Nariman Dzhelal in the Russian-controlled Simferopol court on September 6, 2021, Photo: Elmaz Akimova


Intensification of propaganda: mass activities, TV and education

Propaganda activities are regularly carried out in Crimea to justify Russia’s military aggression against Ukraine and distort events taking place in mainland Ukraine.

Thus, according to reports from Ukrainians living in Crimea, school administrations are forcing staff to spread propaganda among children to justify the war against Ukraine. Teachers are told to «communicate the reasons and goals of the special military operation to children competently and accurately», to «make videos in support of the army and the president», etc. Teachers are also required to line up children in corridors or outside and make them sing the Russian national anthem and to hold special classes for teaching children about «war heroes». On the «Odnoklassniki» social network, they are expected to «like» videos and posts that support the so-called «special operation» and anything related to it. Failure to comply results in administrative penalties. Furthermore, everyone is forced to give at least 1,000 rubles for humanitarian aid sent to the new temporarily occupied territories, namely, to Kherson Oblast.

According to people involved in the educational process, video and audio surveillance devices are being installed in Crimean Tatar classrooms. Principals or their deputies personally monitor special classes for Crimean Tatars to make sure that the children are being taught all about «patriotism» and «exploits of the new heroes», that they know the Russian anthem by heart, etc. Children are made to participate in flash mobs titled «I’m not ashamed to be Russian», to memorize and recite a poem, to make a video and post it on social media. At teachers’ meetings, principals explain that this is the «ideology of the state» and that it is the teachers’ duty to communicate it to the children.
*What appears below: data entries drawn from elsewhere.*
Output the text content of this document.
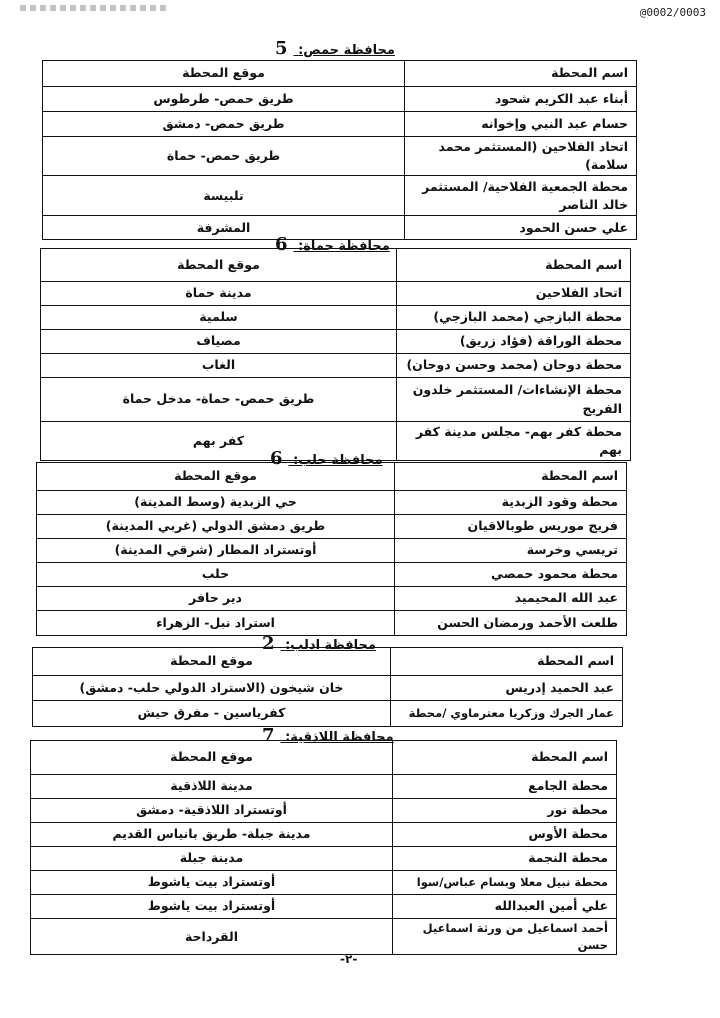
@0002/0003
محافظة حمص: 5
اسم المحطة	موقع المحطة
أبناء عبد الكريم شحود	طريق حمص- طرطوس
حسام عبد النبي وإخوانه	طريق حمص- دمشق
اتحاد الفلاحين (المستثمر محمد سلامة)	طريق حمص- حماة
محطة الجمعية الفلاحية/ المستثمر خالد الناصر	تلبيسة
علي حسن الحمود	المشرفة
محافظة حماة: 6
اسم المحطة	موقع المحطة
اتحاد الفلاحين	مدينة حماة
محطة البازجي (محمد البازجي)	سلمية
محطة الوراقة (فؤاد زريق)	مصياف
محطة دوحان (محمد وحسن دوحان)	الغاب
محطة الإنشاءات/ المستثمر خلدون الفريج	طريق حمص- حماة- مدخل حماة
محطة كفر بهم- مجلس مدينة كفر بهم	كفر بهم
محافظة حلب: 6
اسم المحطة	موقع المحطة
محطة وقود الزبدية	حي الزبدية (وسط المدينة)
فريج موريس طوبالاقيان	طريق دمشق الدولي (غربي المدينة)
تريسي وخرسة	أوتستراد المطار (شرقي المدينة)
محطة محمود حمصي	حلب
عبد الله المحيميد	دير حافر
طلعت الأحمد ورمضان الحسن	استراد نبل- الزهراء
محافظة ادلب: 2
اسم المحطة	موقع المحطة
عبد الحميد إدريس	خان شيخون (الاستراد الدولي حلب- دمشق)
عمار الجرك وزكريا معترماوي /محطة	كفرياسين - مفرق حيش
محافظة اللاذقية: 7
اسم المحطة	موقع المحطة
محطة الجامع	مدينة اللاذقية
محطة نور	أوتستراد اللاذقية- دمشق
محطة الأوس	مدينة جبلة- طريق بانياس القديم
محطة النجمة	مدينة جبلة
محطة نبيل معلا وبسام عباس/سوا	أوتستراد بيت ياشوط
علي أمين العبدالله	أوتستراد بيت ياشوط
أحمد اسماعيل من ورثة اسماعيل حسن	القرداحة
-٢-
Propaganda lessons, so called “lessons of modern Russian history”, are mandatory in Crimean schools, in particular, with the aim of justifying aggression against Ukraine and the mass shelling of Ukrainian cities. The Institute for Educational Strategy of the Russian Academy of Education has published a guide for the training module “Introduction to the Recent History of Russia”, approved by the educational and methodological association for general education.
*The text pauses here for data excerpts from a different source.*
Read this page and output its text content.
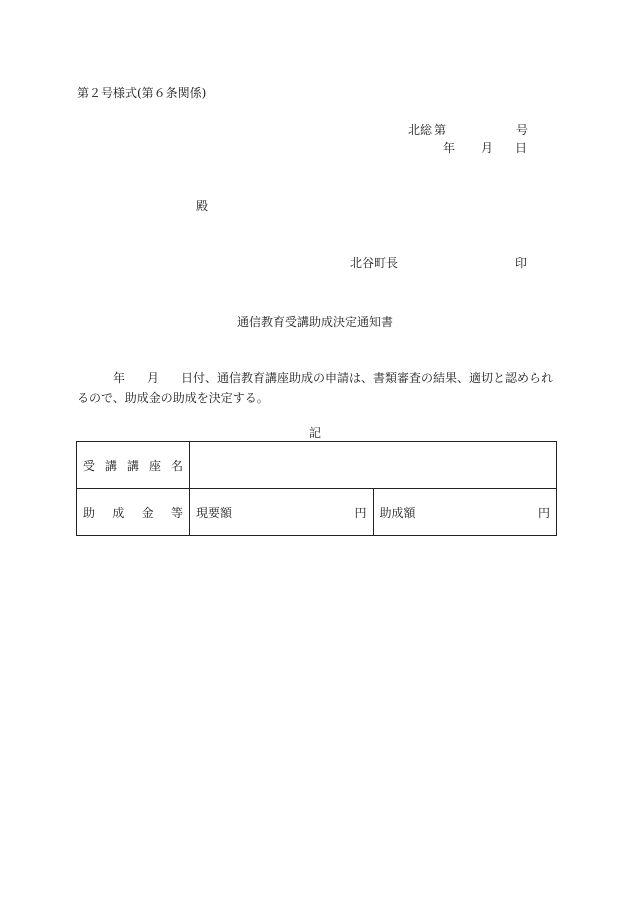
第２号様式(第６条関係)
北総 第	号
年 月 日
殿
北谷町長	印
通信教育受講助成決定通知書
年 月 日付、通信教育講座助成の申請は、書類審査の結果、適切と認められ
るので、助成金の助成を決定する。
記
受 講 講 座 名		

助 成 金 等	現要額 円	助成額 円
As well, a new version of “the latest history of Russia” has already been sent to teachers, to be taught to ninth-grade schoolchildren.
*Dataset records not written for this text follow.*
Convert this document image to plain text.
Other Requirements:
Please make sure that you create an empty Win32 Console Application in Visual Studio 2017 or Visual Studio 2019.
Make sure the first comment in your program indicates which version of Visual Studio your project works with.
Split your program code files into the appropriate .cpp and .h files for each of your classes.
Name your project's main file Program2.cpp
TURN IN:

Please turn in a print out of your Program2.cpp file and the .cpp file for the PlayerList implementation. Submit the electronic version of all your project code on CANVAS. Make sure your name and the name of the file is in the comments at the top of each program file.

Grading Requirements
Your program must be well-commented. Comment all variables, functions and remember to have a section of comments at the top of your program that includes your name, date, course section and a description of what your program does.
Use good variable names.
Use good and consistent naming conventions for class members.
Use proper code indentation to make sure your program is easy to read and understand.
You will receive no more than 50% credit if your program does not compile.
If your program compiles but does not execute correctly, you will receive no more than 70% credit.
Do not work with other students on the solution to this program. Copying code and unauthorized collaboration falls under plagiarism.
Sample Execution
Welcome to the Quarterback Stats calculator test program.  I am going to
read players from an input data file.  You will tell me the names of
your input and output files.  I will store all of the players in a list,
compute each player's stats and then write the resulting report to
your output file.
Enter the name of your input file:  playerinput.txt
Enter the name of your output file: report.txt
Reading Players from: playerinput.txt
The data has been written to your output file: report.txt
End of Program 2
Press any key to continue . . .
Among other themes, those course programs include “the reunification of Crimea with Russia” and recognition by the Kremlin of the “DPR” and “LPR”.

 * Check the statistics (Ukrainians are unwilling to give up Crimea to the aggressor state) 

According to a survey conducted by the Sociological Group «Rating» on March 12-13, the majority of Ukrainians believe that Ukraine should use every opportunity to return the occupied territories of Donbas (86%) and Crimea (80%). This is true for residents of all regions, and this figure is higher now than during the pre-war period. 56% of Ukrainians believe that the main goal of Russia’s invasion is the complete eradication of the Ukrainian people, and this opinion prevails in all regions of Ukraine. The rest believe that the goal is to occupy Ukraine and join it to Russia. Support for joining NATO has increased from a previous high of 68% to 76% over the past three months. Also, almost 90% of Ukrainians call for NATO to close the Ukrainian skies

 * The key requests from Crimean residents concern documentation with Ukrainian IDs and avoiding conscription to the Russian army 

The Mission continues to receive appeals from residents of occupied Crimea. Among the key requests are issues related to crossing the border of third countries due to the problem of documentation (currently, the Mission togeterwith the MFA are working to solve this problem), how to avoid conscription to the Russian armed forces as well as how to flee the Crimean peninsula.

Photo: One of the new school programs includes a presentation called “My country”. The slide above is titled “Ukraine’s anti-Russian path”. Among its points is Ukraine’s “anti-Russian steps” such as following foreign experience, the operation of foreign NGOs, the alleged outlawing of the Russian language (which is false), etc.